Correct Answer: a) False. Agentless User-ID is defined by NOT requiring agent software installation on the DCs. It uses native Windows protocols (WMI, NetBIOS, SMB) to query the DCs directly from the firewall.

18. You are troubleshooting a User-ID policy that isn't working for a specific user. You've verified the user's IP is mapped in the cache (`show user ip-user-mapping`). What should you check next?

Check the firewall's CPU utilization. Disable and re-enable the User-ID service. Verify the user's group membership and check the Security Policy rule's Source User field. Run a packet capture on the firewall.

Correct Answer: c) If the mapping exists and is correct, the next step is often to ensure the user is a member of the group used in the policy and that the policy's 'Source User' field is correctly configured to leverage User-ID (i.e., not set to 'unknown' or blank if using groups).
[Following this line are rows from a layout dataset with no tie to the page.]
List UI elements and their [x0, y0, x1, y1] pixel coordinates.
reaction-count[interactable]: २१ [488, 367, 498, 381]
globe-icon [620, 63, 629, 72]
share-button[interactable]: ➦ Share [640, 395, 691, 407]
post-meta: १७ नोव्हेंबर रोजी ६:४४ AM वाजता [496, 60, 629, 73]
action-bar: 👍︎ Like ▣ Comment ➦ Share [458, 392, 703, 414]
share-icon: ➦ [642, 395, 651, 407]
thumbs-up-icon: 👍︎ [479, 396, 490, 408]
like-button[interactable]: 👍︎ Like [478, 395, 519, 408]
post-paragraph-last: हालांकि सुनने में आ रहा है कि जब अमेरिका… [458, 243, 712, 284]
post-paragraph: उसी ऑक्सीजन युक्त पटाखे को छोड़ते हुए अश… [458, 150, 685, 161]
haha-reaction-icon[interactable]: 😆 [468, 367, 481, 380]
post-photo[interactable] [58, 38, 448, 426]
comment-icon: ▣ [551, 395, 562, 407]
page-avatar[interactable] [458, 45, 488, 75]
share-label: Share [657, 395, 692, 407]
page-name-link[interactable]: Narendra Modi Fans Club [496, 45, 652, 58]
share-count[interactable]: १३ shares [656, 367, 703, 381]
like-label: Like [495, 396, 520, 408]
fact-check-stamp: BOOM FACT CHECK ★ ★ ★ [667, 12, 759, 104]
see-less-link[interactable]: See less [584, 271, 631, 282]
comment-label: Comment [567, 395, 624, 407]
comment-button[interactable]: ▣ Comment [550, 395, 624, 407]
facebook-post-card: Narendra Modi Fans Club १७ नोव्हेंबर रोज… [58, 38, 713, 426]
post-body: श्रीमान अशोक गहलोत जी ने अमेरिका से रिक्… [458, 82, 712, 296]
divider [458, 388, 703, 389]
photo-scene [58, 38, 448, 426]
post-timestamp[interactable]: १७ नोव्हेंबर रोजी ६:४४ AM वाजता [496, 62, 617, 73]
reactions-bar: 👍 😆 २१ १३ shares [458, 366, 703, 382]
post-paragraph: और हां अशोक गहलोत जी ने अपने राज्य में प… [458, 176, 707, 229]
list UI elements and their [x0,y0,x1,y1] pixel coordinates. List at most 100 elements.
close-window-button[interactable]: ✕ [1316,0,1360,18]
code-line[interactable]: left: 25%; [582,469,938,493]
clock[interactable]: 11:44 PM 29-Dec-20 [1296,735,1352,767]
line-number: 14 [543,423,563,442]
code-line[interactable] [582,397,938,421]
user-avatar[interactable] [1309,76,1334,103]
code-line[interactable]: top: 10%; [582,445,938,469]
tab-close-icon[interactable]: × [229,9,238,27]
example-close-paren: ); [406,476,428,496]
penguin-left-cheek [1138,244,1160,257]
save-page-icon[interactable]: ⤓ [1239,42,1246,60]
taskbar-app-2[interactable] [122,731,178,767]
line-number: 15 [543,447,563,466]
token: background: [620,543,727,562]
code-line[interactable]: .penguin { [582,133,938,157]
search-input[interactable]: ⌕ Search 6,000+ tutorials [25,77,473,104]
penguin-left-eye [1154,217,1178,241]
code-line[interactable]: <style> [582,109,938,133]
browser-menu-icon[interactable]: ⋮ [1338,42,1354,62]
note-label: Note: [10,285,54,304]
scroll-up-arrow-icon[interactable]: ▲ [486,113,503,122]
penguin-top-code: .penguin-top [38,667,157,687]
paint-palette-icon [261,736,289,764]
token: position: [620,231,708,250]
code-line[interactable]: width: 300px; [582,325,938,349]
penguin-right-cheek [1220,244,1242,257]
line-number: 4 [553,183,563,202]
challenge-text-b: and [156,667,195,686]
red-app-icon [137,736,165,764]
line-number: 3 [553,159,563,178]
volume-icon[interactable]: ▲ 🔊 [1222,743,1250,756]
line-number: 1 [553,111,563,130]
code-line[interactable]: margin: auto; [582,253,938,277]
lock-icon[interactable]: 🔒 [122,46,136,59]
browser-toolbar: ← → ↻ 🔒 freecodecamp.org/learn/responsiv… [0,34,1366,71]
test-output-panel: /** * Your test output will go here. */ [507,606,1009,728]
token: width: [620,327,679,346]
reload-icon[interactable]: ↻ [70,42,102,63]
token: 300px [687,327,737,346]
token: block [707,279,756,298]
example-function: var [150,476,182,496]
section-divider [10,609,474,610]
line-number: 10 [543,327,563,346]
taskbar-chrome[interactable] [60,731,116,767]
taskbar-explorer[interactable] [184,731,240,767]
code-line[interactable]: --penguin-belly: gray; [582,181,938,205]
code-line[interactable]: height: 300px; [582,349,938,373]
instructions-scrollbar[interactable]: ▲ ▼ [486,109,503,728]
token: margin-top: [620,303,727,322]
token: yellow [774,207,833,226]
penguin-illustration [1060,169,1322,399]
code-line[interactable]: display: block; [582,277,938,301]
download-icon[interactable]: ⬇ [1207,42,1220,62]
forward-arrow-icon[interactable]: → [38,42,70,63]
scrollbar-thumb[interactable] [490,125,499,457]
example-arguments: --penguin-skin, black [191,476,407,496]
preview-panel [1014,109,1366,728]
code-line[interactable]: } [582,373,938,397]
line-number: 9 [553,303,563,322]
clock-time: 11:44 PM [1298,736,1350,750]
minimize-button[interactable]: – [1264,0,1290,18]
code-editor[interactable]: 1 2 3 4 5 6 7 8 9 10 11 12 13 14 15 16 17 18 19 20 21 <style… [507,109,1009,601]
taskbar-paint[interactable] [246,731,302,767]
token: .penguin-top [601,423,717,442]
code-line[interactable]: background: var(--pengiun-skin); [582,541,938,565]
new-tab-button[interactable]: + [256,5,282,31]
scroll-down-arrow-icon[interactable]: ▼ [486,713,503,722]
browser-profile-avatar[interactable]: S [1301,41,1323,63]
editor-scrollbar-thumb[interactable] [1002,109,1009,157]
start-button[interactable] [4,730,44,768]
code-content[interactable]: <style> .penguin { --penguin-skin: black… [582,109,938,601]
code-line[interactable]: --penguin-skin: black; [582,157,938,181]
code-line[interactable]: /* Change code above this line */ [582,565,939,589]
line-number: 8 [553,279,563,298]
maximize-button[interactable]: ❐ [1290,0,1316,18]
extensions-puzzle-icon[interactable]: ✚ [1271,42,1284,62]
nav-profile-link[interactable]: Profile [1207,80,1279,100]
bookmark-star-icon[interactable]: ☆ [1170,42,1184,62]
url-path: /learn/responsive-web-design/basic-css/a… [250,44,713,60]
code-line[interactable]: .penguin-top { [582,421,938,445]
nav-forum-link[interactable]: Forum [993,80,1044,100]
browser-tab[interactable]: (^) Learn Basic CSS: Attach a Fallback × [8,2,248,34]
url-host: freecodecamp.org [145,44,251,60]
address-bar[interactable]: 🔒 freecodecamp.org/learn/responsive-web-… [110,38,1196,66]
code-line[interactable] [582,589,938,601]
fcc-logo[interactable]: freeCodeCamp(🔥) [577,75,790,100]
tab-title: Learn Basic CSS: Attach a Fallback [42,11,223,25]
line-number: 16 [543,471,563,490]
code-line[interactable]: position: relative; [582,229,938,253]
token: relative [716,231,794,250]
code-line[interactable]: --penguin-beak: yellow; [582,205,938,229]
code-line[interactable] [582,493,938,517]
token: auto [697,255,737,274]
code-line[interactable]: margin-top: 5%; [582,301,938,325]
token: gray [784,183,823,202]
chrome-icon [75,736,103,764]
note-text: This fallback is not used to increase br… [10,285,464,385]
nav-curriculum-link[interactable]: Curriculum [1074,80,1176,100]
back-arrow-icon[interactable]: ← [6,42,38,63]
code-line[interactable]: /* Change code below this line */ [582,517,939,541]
19. Which User-ID method is most commonly used for guest Wi-Fi networks where users are prompted to log in via a web page?

Captive Portal Agent-based User-ID Syslog Listener Agentless AD Monitoring

Correct Answer: a) Captive Portal is a direct authentication method on the firewall itself, requiring user interaction via a web browser, making it ideal for guest or unmanaged networks.

20. When troubleshooting Agentless User-ID issues with Domain Controllers, which log source is essential to check on the DC itself?

Application Logs System Logs Firewall Logs Security Event Logs

Correct Answer: d) Agentless AD monitoring (WMI/NetBIOS) relies on reading the Security Event Logs on the Domain Controllers (specifically Event ID 4624 for successful logins). Checking these logs verifies if the DC is generating the necessary events and if the service account has permissions to read them.